The amylase inhibition abilities is lower than cereal grains such as wheat, buckwheat, corn, and oats (38–55%),^[31] Foxtail millet (32%), Proso millet (55%), and finger millet (55%).^[32] Low level of α-amylase inhibitors from natural fruits, vegetables, and legume grains offers the control of postprandial hyperglycemia^[33] as high amylase inhibition resulted harmful side effects to human beings. The glucosidase inhibition abilities is higher than reported results in wheat, buckwheat, corn, and oats (18–31%),^[31] and comparable to Proso millet (77%), finger millet (78%),^[32] and M. pruriens seeds (79%).^[34] α-glucosidase was significantly correlated with TPC (r = 0.918, p < 0.01), TAA (r = 0.932, p < 0.01), FRAP (r = 0.872, p < 0.05), AChE (r = 0.834, p < 0.05), and BChE (r = 0.835, p < 0.05). However, it should be noted that these results are based on in vitro biochemical tests as an indicator of anti-glycaemic effects in the prevention/management of type II diabetes and have limited implications to what happens in vivo.

These results for fatty acid composition were within ranges reported in some wheat cultivars^[35,36] and cereals like Sorghum bicolor^[35,36] and Eleusine coracana.^[37] The content of linoleic acid in the tested oils range from 29.52 to 39.58% and was followed by palmitic acid which was also present in high amounts varying from 24.10% up to 35.83%. From a nutritional and biochemical point-of-view, linoleic, and α-linoleic acid (C 18:3 ω3) are considered as essential fatty acids (EFAs), and thus, must be obtained from the diet.
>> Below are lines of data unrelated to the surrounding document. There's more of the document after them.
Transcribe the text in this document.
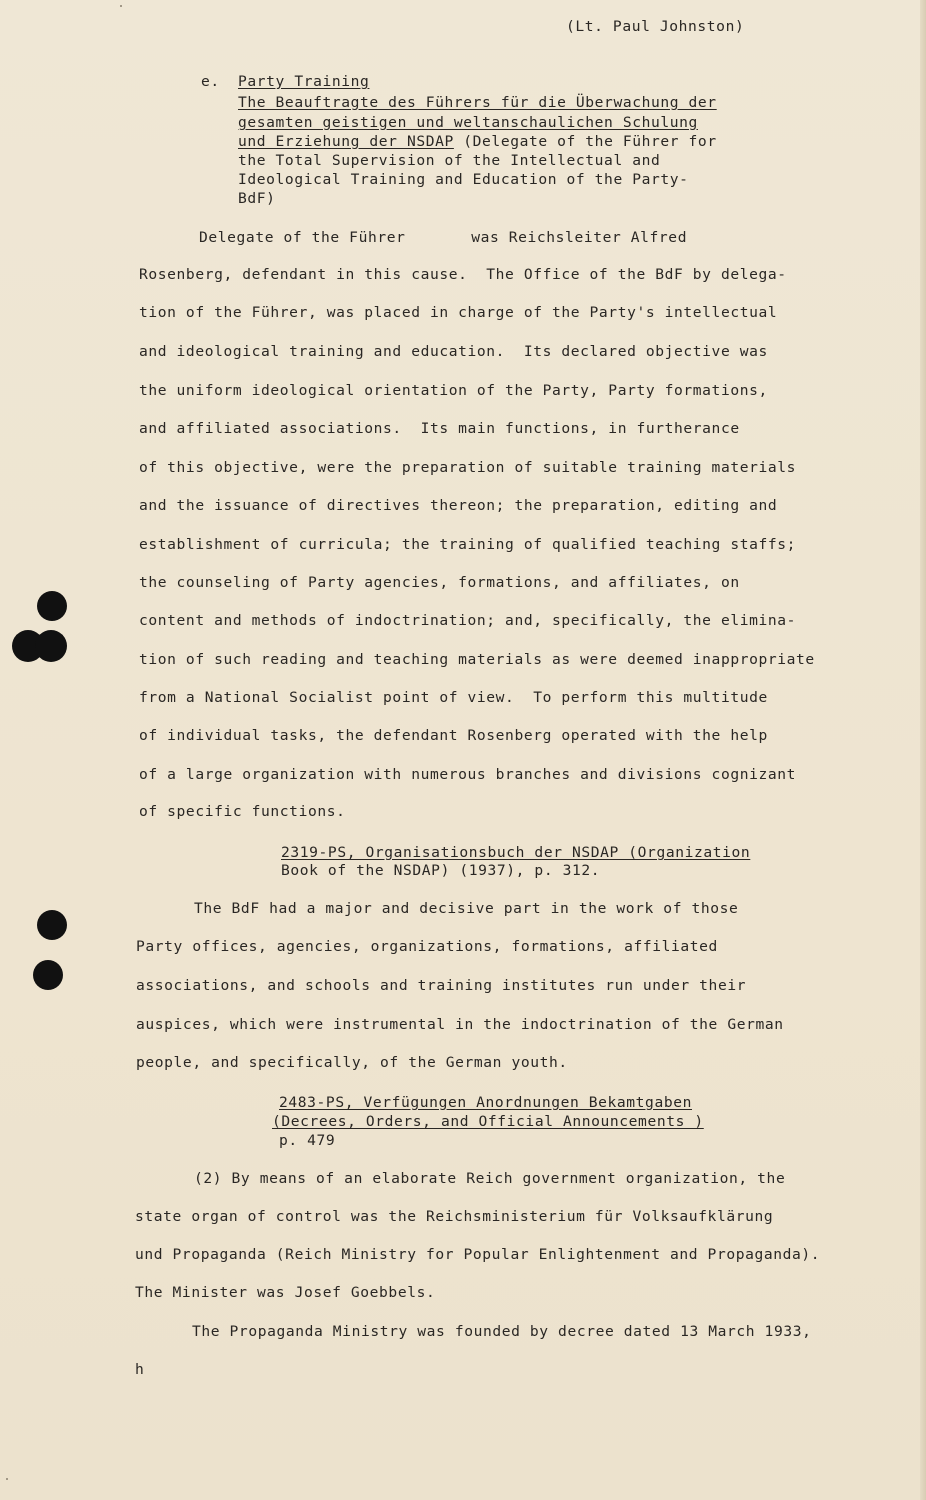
(Lt. Paul Johnston)
e. Party Training
The Beauftragte des Führers für die Überwachung der
gesamten geistigen und weltanschaulichen Schulung
und Erziehung der NSDAP (Delegate of the Führer for
the Total Supervision of the Intellectual and
Ideological Training and Education of the Party-
BdF)
Delegate of the Führer       was Reichsleiter Alfred
Rosenberg, defendant in this cause.  The Office of the BdF by delega-
tion of the Führer, was placed in charge of the Party's intellectual
and ideological training and education.  Its declared objective was
the uniform ideological orientation of the Party, Party formations,
and affiliated associations.  Its main functions, in furtherance
of this objective, were the preparation of suitable training materials
and the issuance of directives thereon; the preparation, editing and
establishment of curricula; the training of qualified teaching staffs;
the counseling of Party agencies, formations, and affiliates, on
content and methods of indoctrination; and, specifically, the elimina-
tion of such reading and teaching materials as were deemed inappropriate
from a National Socialist point of view.  To perform this multitude
of individual tasks, the defendant Rosenberg operated with the help
of a large organization with numerous branches and divisions cognizant
of specific functions.
2319-PS, Organisationsbuch der NSDAP (Organization
Book of the NSDAP) (1937), p. 312.
The BdF had a major and decisive part in the work of those
Party offices, agencies, organizations, formations, affiliated
associations, and schools and training institutes run under their
auspices, which were instrumental in the indoctrination of the German
people, and specifically, of the German youth.
2483-PS, Verfügungen Anordnungen Bekamtgaben
(Decrees, Orders, and Official Announcements )
p. 479
(2) By means of an elaborate Reich government organization, the
state organ of control was the Reichsministerium für Volksaufklärung
und Propaganda (Reich Ministry for Popular Enlightenment and Propaganda).
The Minister was Josef Goebbels.
The Propaganda Ministry was founded by decree dated 13 March 1933,
h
Also, a deficient intake of EFAs can be responsible for many diseases including dermatitis and cardiac disfunctions. In all studied wheat species, levels of EFAs were determined as approximately 30–42% in percentage of all fatty acids. The highest EFAs content was determined in Bezostaya with 41.71%, while Dagdas-94 revealed the lowest levels with 30.86%. Regarding the thrombogenic (TI) and atherogenic potential (AI) of wheat oils, Ahmetaga, Bezostaya, and Karahan-99 cultivars have a nutritional values with low values of AI and TI. From this point, the high content of unsaturated and EFAs, and lack of trans fatty acids in wheat oils (especially, Bezostaya and Karahan-99 cultivars) could be making the oils important for a variety of health applications.

Conclusions

Based on the results of this study, a wide variation was observed in the antioxidant activity, enzyme inhibitory capacity and phytochemical composition of seven wheat cultivars from Turkey. As far as we know, this is the first report on the antioxidant, enzyme inhibitory properties, and phytochemical composition of these wheat varieties. The present study revealed that wheat extracts demonstrated high phenolic content and strong antioxidant and enzyme inhibitory properties. Tosunbey cultivar had the highest antioxidant and enzyme inhibitory activities with the highest level of phenolics and flavonoids. Six phenolic compounds (protocatechuic acid, cholorogenic acid, caffeic acid, ferulic acid, rutin, and apigenin) were detected in the studied extracts and generally, ferulic acid had the highest level followed by chlorogenic acid. Again, 20 fatty acids in wheat oils were detected by GC-FID technique and linoleic, palmitic, and oleic acid were identified as the most abundant fatty acids. It can be concluded that the wheat varieties appear to be good sources of natural agents, and, therefore, could be of significance for use in several industries, such as the food and drug industries. The results may also provide as a scientific basis for wheat breeding efforts to increase quality of wheat flours for human health.